Over several decades, Reed and Barton developed a reputation for excellent craftsmanship and high quality. The first patented flatware pattern was titled, "Roman Medallion," which was introduced to the public consumer in 1868. In 1876, the company's fine design work was recognized at the Philadelphia Centennial Exhibition by receiving a medal of excellence for their entry, "Progress Vase." The piece was three by four feet and depicted scenes from the 15th and 19th centuries. In 1908, Reed and Barton created one of their most enduring and loved flatware designs, "Francis I," which can still be bought today.

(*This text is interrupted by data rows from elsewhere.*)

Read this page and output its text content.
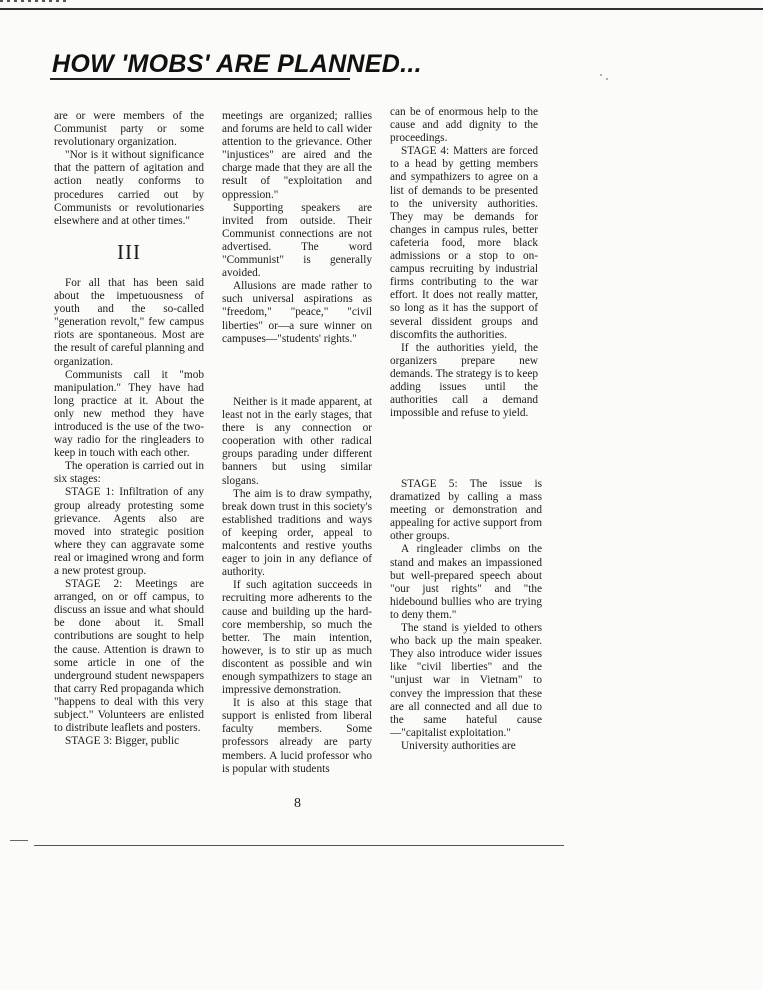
HOW 'MOBS' ARE PLANNED...

are or were members of the Communist party or some revolutionary organization.

"Nor is it without significance that the pattern of agitation and action neatly conforms to procedures carried out by Communists or revolutionaries elsewhere and at other times."

III

For all that has been said about the impetuousness of youth and the so-called "generation revolt," few campus riots are spontaneous. Most are the result of careful planning and organization.

Communists call it "mob manipulation." They have had long practice at it. About the only new method they have introduced is the use of the two-way radio for the ringleaders to keep in touch with each other.

The operation is carried out in six stages:

STAGE 1: Infiltration of any group already protesting some grievance. Agents also are moved into strategic position where they can aggravate some real or imagined wrong and form a new protest group.

STAGE 2: Meetings are arranged, on or off campus, to discuss an issue and what should be done about it. Small contributions are sought to help the cause. Attention is drawn to some article in one of the underground student newspapers that carry Red propaganda which "happens to deal with this very subject." Volunteers are enlisted to distribute leaflets and posters.

STAGE 3: Bigger, public

meetings are organized; rallies and forums are held to call wider attention to the grievance. Other "injustices" are aired and the charge made that they are all the result of "exploitation and oppression."

Supporting speakers are invited from outside. Their Communist connections are not advertised. The word "Communist" is generally avoided.

Allusions are made rather to such universal aspirations as "freedom," "peace," "civil liberties" or—a sure winner on campuses—"students' rights."

Neither is it made apparent, at least not in the early stages, that there is any connection or cooperation with other radical groups parading under different banners but using similar slogans.

The aim is to draw sympathy, break down trust in this society's established traditions and ways of keeping order, appeal to malcontents and restive youths eager to join in any defiance of authority.

If such agitation succeeds in recruiting more adherents to the cause and building up the hard-core membership, so much the better. The main intention, however, is to stir up as much discontent as possible and win enough sympathizers to stage an impressive demonstration.

It is also at this stage that support is enlisted from liberal faculty members. Some professors already are party members. A lucid professor who is popular with students

can be of enormous help to the cause and add dignity to the proceedings.

STAGE 4: Matters are forced to a head by getting members and sympathizers to agree on a list of demands to be presented to the university authorities. They may be demands for changes in campus rules, better cafeteria food, more black admissions or a stop to on-campus recruiting by industrial firms contributing to the war effort. It does not really matter, so long as it has the support of several dissident groups and discomfits the authorities.

If the authorities yield, the organizers prepare new demands. The strategy is to keep adding issues until the authorities call a demand impossible and refuse to yield.

STAGE 5: The issue is dramatized by calling a mass meeting or demonstration and appealing for active support from other groups.

A ringleader climbs on the stand and makes an impassioned but well-prepared speech about "our just rights" and "the hidebound bullies who are trying to deny them."

The stand is yielded to others who back up the main speaker. They also introduce wider issues like "civil liberties" and the "unjust war in Vietnam" to convey the impression that these are all connected and all due to the same hateful cause—"capitalist exploitation."

University authorities are

8
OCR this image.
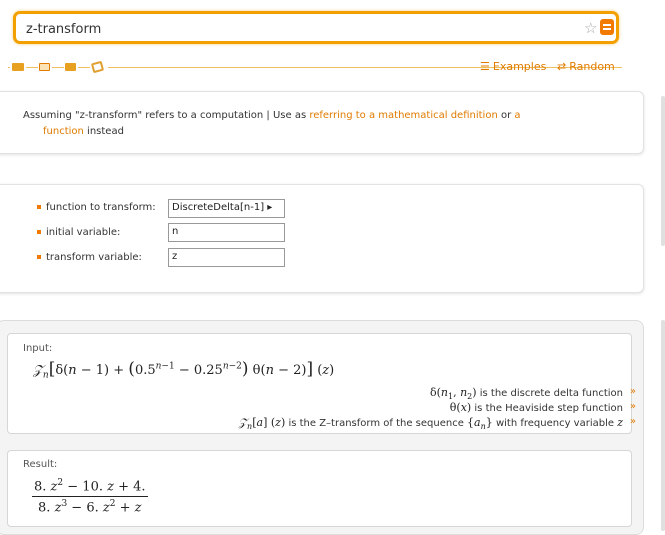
z-transform
☆
☰ Examples ⇄ Random
Assuming "z-transform" refers to a computation | Use as referring to a mathematical definition or a
function instead
function to transform:
initial variable:
transform variable:
DiscreteDelta[n-1] ▸
n
z
Input:
Result:
𝒵$_n$[δ(n − $1) + (0.5^{n-1} - 0.25^{n-2}) \theta(n - 2)$] (z)
$\delta(n_1$, $n_2$) is the discrete delta function »
θ(x) is the Heaviside step function »
𝒵$_n$[a] (z) is the Z–transform of the sequence $\{a_n\}$ with frequency variable z »
$\frac{8. z^2 - 10. z + 4.}{8. z^3 - 6. z^2 + z}$
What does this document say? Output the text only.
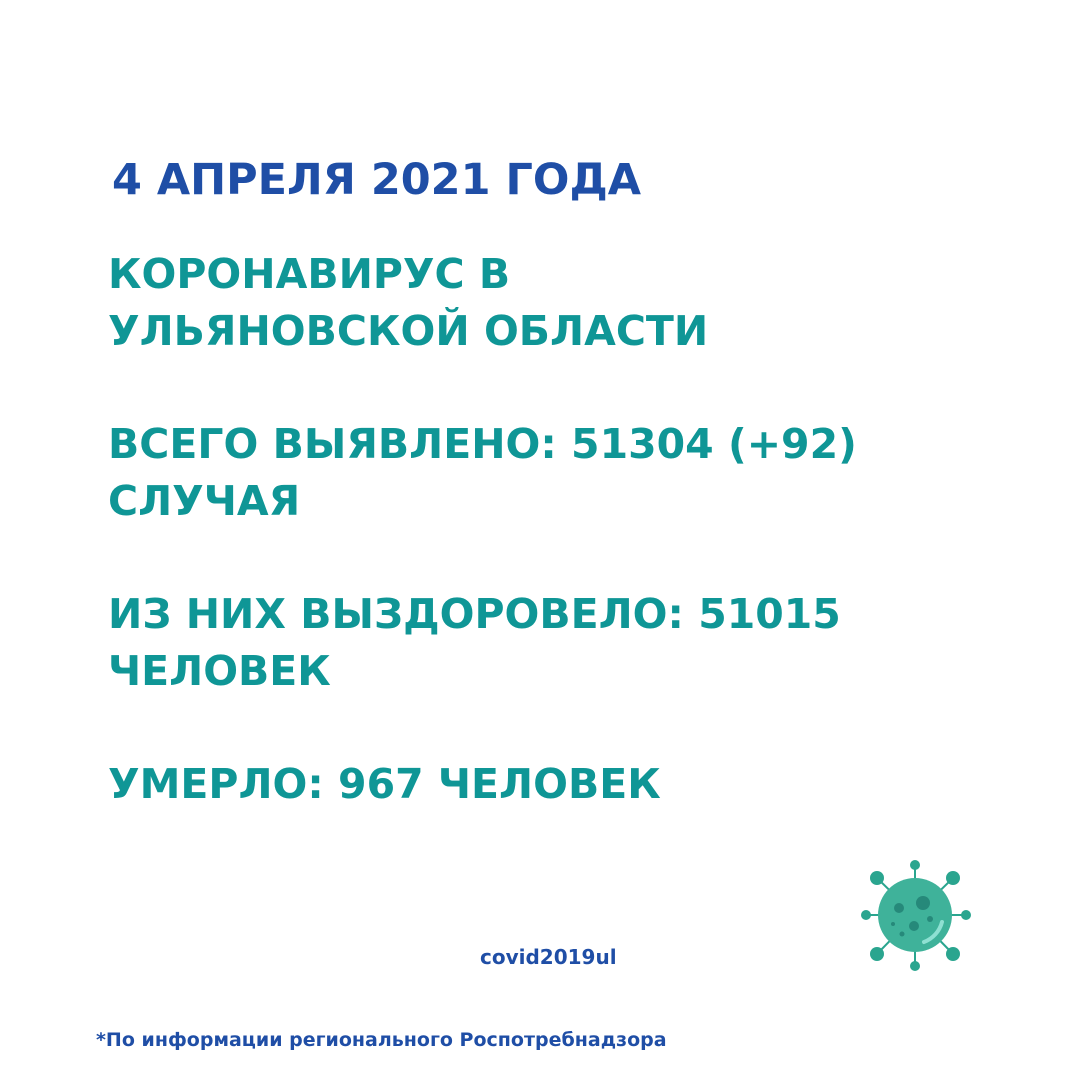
4 АПРЕЛЯ 2021 ГОДА
КОРОНАВИРУС В
УЛЬЯНОВСКОЙ ОБЛАСТИ
ВСЕГО ВЫЯВЛЕНО: 51304 (+92)
СЛУЧАЯ
ИЗ НИХ ВЫЗДОРОВЕЛО: 51015
ЧЕЛОВЕК
УМЕРЛО: 967 ЧЕЛОВЕК
covid2019ul
*По информации регионального Роспотребнадзора
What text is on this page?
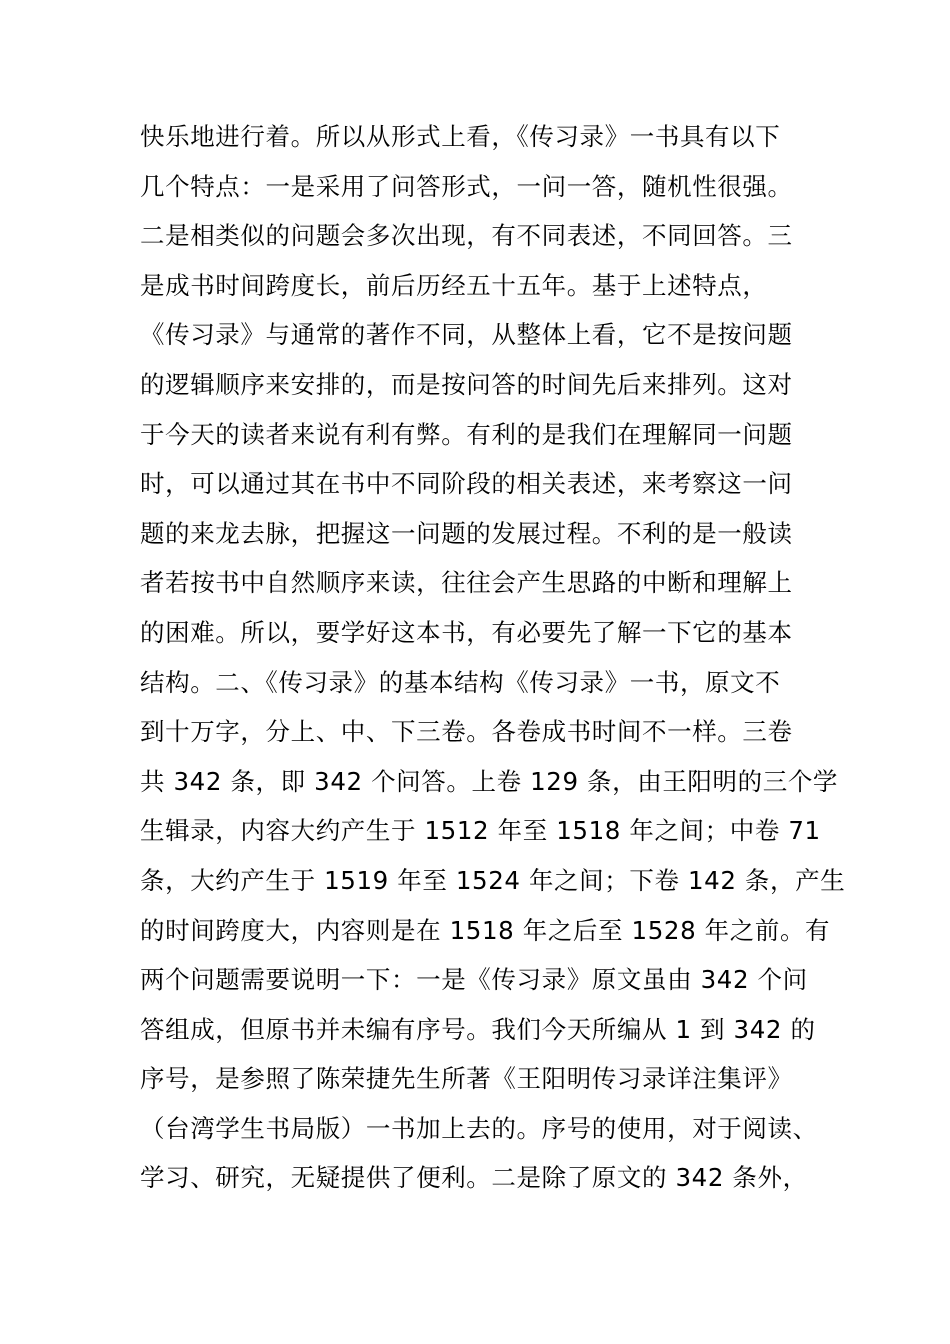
快乐地进行着。所以从形式上看，《传习录》一书具有以下
几个特点：一是采用了问答形式，一问一答，随机性很强。
二是相类似的问题会多次出现，有不同表述，不同回答。三
是成书时间跨度长，前后历经五十五年。基于上述特点，
《传习录》与通常的著作不同，从整体上看，它不是按问题
的逻辑顺序来安排的，而是按问答的时间先后来排列。这对
于今天的读者来说有利有弊。有利的是我们在理解同一问题
时，可以通过其在书中不同阶段的相关表述，来考察这一问
题的来龙去脉，把握这一问题的发展过程。不利的是一般读
者若按书中自然顺序来读，往往会产生思路的中断和理解上
的困难。所以，要学好这本书，有必要先了解一下它的基本
结构。二、《传习录》的基本结构《传习录》一书，原文不
到十万字，分上、中、下三卷。各卷成书时间不一样。三卷
共 342 条，即 342 个问答。上卷 129 条，由王阳明的三个学
生辑录，内容大约产生于 1512 年至 1518 年之间；中卷 71
条，大约产生于 1519 年至 1524 年之间；下卷 142 条，产生
的时间跨度大，内容则是在 1518 年之后至 1528 年之前。有
两个问题需要说明一下：一是《传习录》原文虽由 342 个问
答组成，但原书并未编有序号。我们今天所编从 1 到 342 的
序号，是参照了陈荣捷先生所著《王阳明传习录详注集评》
（台湾学生书局版）一书加上去的。序号的使用，对于阅读、
学习、研究，无疑提供了便利。二是除了原文的 342 条外，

The majority of silver and silverplated products in the marketplace feature hallmarks and stamps for identification purposes. Sterling silver is denoted with the stamp, "sterling" or the number, .925. When these marks are absent, the piece is usually silverplate. The words "Reed & Barton" are used as an identifier as well as a series of three marks. The center hallmark is an "R" within a shield. The mark on the left is an eagle and on the right is a walking lion. From 1928 to 1957, Reed and Barton added pictorial markings to the hallmarks to help with additional identification. These pictorial marks represent the year each piece was made.

Reed and Barton is a company that has survived many changes in the marketplace to bring consumers durable silver items with high craftsmanship. The same quality found in Reed and Barton's antique pieces can still be found in contemporary silver items.